I believe that the language of section 3860, subdivision (e), is plain in this regard. When a settlement is secured through the efforts of separate attorneys representing the employer and the employee, the proceeds of the settlement first must to used to pay the reasonable fees of both attorneys. Next, the proceeds of the settlement are used to reimburse the employer for compensation benefits paid to the employee. The amount of this reimbursement is reduced by the amount of the attorney fees paid to the employer’s attorney. The doctrine of equitable apportionment discussed in Quinn does not apply when the employer and the employee are separately represented. Any remaining proceeds are disbursed to the employee.

Werdegar, J., concurred.

Further undesignated statutory references are to the Labor Code.

Section 3860, subdivision (e), states: “Where both the employer and the employee are represented by the same agreed attorney or by separate attorneys in effecting a settlement, with or without suit, prior to reimbursement of the employer, as provided in subdivision (b) hereof, there shall be deducted from the amount of the settlement the reasonable expenses incurred by both the employer and the employee or on behalf of either, including costs of suit, if any, together with reasonable attorneys’ fees to be paid to the respective attorneys for the employer and the employee, based upon the respective services rendered in securing and effecting settlement for the benefit of the party represented. In the event both parties are represented by the same attorney, by agreement, the attorney’s fee shall be based on the services rendered for the benefit of both.”

In addition to establishing priority for the payment of attorney fees, sections 3856, subdivision (c), and 3860, subdivision (e), also grant priority for the payment of the employee’s “reasonable litigation expenses.” Unlike attorney fees, the amount of such litigation expenses is not based upon the services rendered by the attorney for the benefit of the party represented. It would appear, therefore, that the employee would be entitled to reimbursement for reasonable litigation expenses regardless of the size of the judgment or settlement. This appears to be the result reached in Walsh II, in which the trial court awarded the employee litigation costs and, on remand, denied the employee attorney fees, and the Court of Appeal affirmed the judgment in its entirety. (Walsh II, supra, 187 Cal.App.3d 1273, 1275-1276, 1280.) In Gapusan, however, the Court of Appeal, without analyzing the award of litigation expenses, held that if the employer’s attorney actively participated in the proceedings, “the parties must shoulder their own attorney fees and costs from their respective shares of the recovery, if any.” (Gapusan v. Jay, supra, 66 Cal.App.4th 734, 747, italics added, fn. omitted.)

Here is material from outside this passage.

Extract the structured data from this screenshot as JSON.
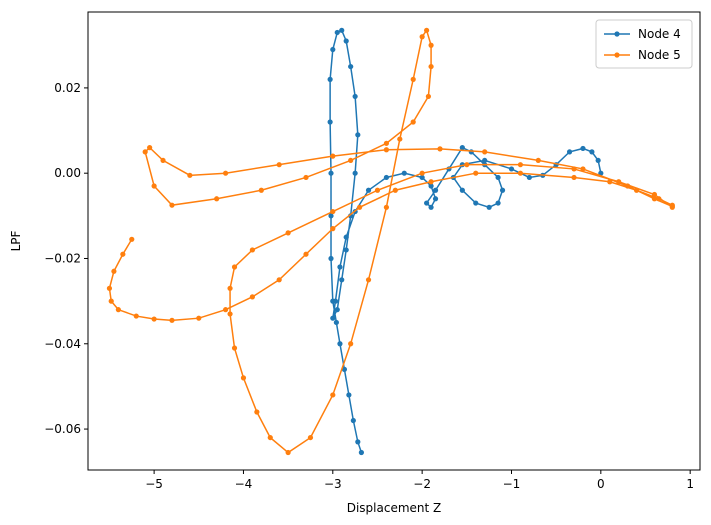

Assuming, as appears clear from the statutory language, that an employee is entitled to priority for the payment (from a judgment or settlement) of reasonable litigation expenses, regardless of the amount of the judgment or settlement, it is difficult to understand why the *1040employee would not similarly be entitled to priority for the payment of reasonable attorney fees, particularly where the employee has incurred such fees as an out-of-pocket expense in the same manner as litigation expenses.